What are "coherence" and "cohesion" in text linguistics?

I am still learning English. My English language professor has given me an assignment on coherence and cohesion. But it seems difficult to me. I've consulted my friend and he told me:

Cohesion and coherence are terms used in discourse analysis and text linguistics to describe the properties of written texts.

A text may be cohesive without necessarily being coherent: Cohesion does not spawn coherence. Cohesion is determined by lexically and grammatically overt intersentential relationships, whereas coherence is based on semantic relationships.

Phew too difficult! Can anyone please explain the meanings, differences and examples of these to me, in simple and easy English?

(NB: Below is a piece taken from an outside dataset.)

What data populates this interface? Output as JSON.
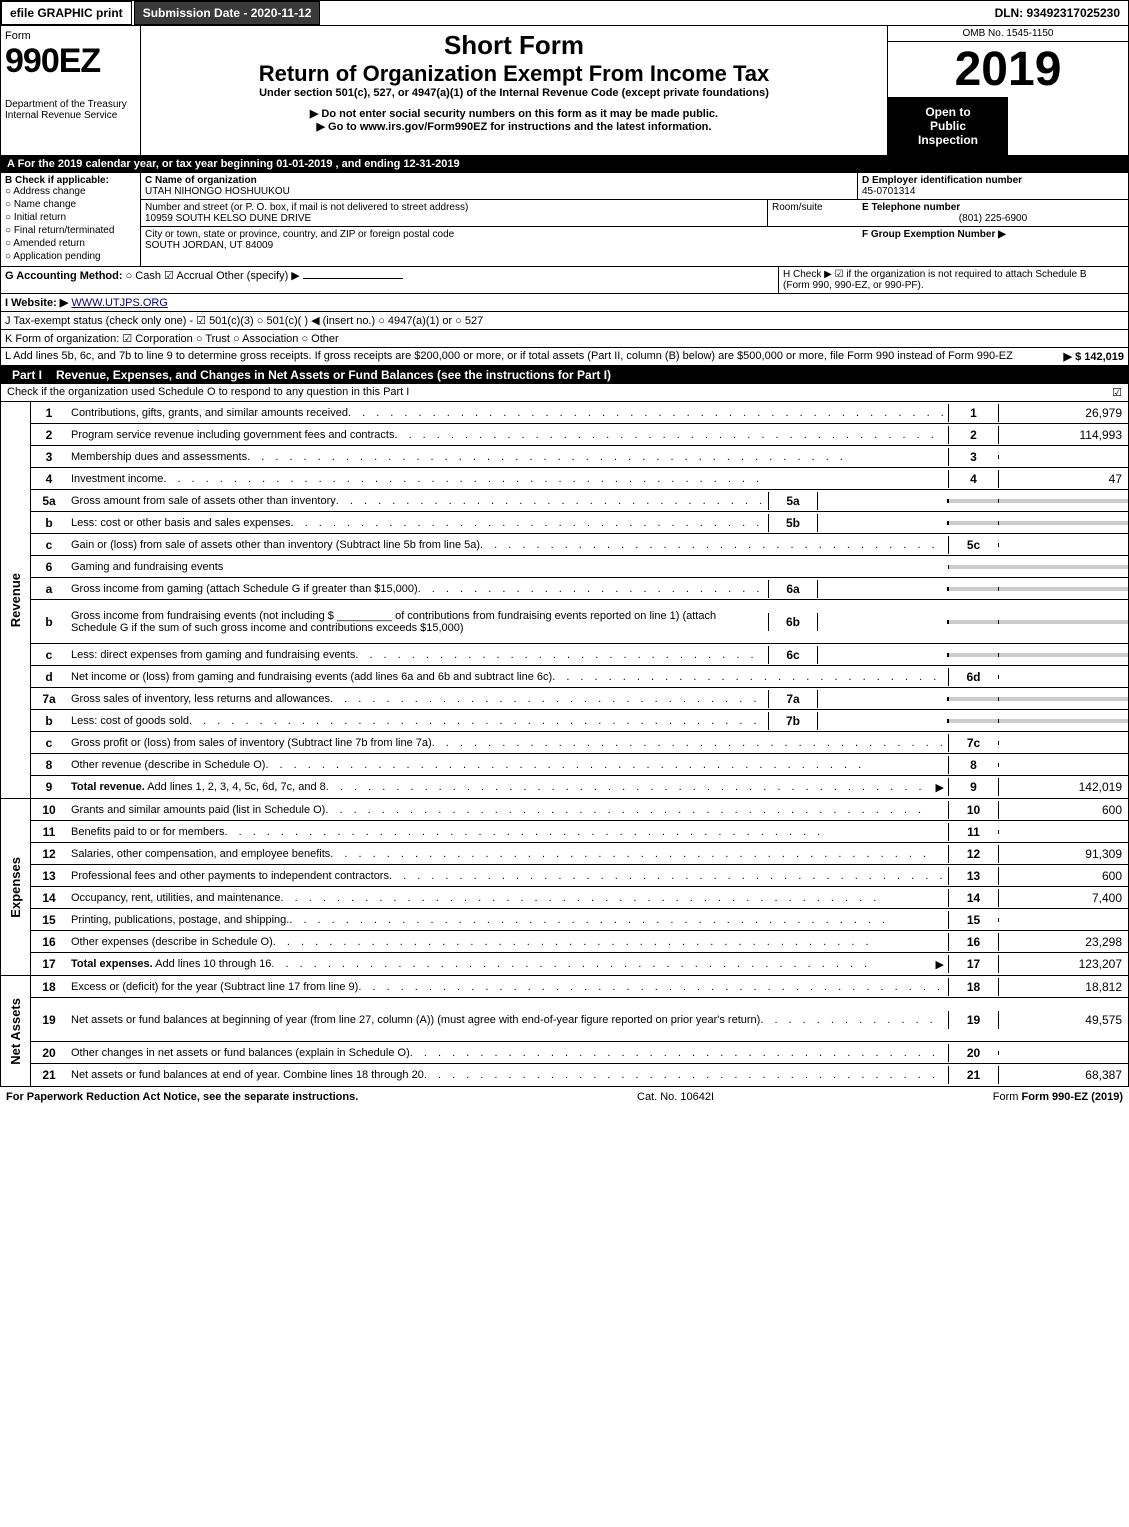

Cohesion describes the way in which a text is tied together by linguistic devices, such as And so we see . . . , Additonally . . . , Therefore . . . , However . . . and On the other hand . . .

A text has coherence if its constituent sentences follow on one from the other in an orderly fashion so that the reader can make sense of the entire text.


Cohesion is "the glue that sticks a sentence to another in a paragraph or a paragraph to another in a text."

A text can be cohesive through the use of the following devices:

  1. Repetition. In sentence B (the second of any two sentences), repeat a word from sentence A.
  2. Synonymy. If direct repetition is too obvious, use a synonym of the word you wish to repeat. This strategy is call 'elegant variation.'
  3. Antonymy. Using the 'opposite' word, an antonym, can also create sentence cohesion, since in language antonyms actually share more elements of meaning than you might imagine.
  4. Parallelism. Repeat a sentence structure. This technique is the oldest, most overlooked, but probably the most elegant method of creating cohesion.
  5. Transitions. Use a conjunction or conjunctive adverb to link sentences with particular logical relationships. There are many kinds of transitions.

Coherence means that the text is easy to read and understand because the text follows a certain kind of logical order and the organization of ideas is systematical and logical.

Some kinds of logical order:

chronological order, spatial order, order of importance


The answers here are good, but examples are missing. Example of a coherent text that is not cohesive:

Summer was over. The boy went to school. The building: Peter had never liked it. All the other class members became easy targets of the lawmaker's son's gun. At 8:15 the massacre began. 7 children would not go home. The last words of the juvenile perpetrator: "I hate Mondays".

Example of a cohesive text that is not coherent:

You may not fully understand the reasons underlying the incident, so let me try to explain. Namely, it may help your understanding to know that Peter had not been happy about the oranges, after all. Nor was the other Peter ever again able to fly after the aforementioned fruity explanation. Then, weeks later, he realised that it was because my fruit and wings rationale is lacking in substance. If that is all, you may find it hard to get the point of what I'm driving at. Nevertheless, I think it was worth trying to explain.

As should be clear from these examples, coherence without cohesion can be an effective literary technique and in fact is often used that way. Whereas cohesion without coherence is just weird and confusing, and is of very limited use in literature.


Coherence concerns text unity whereas cohesion deals with sentence unity.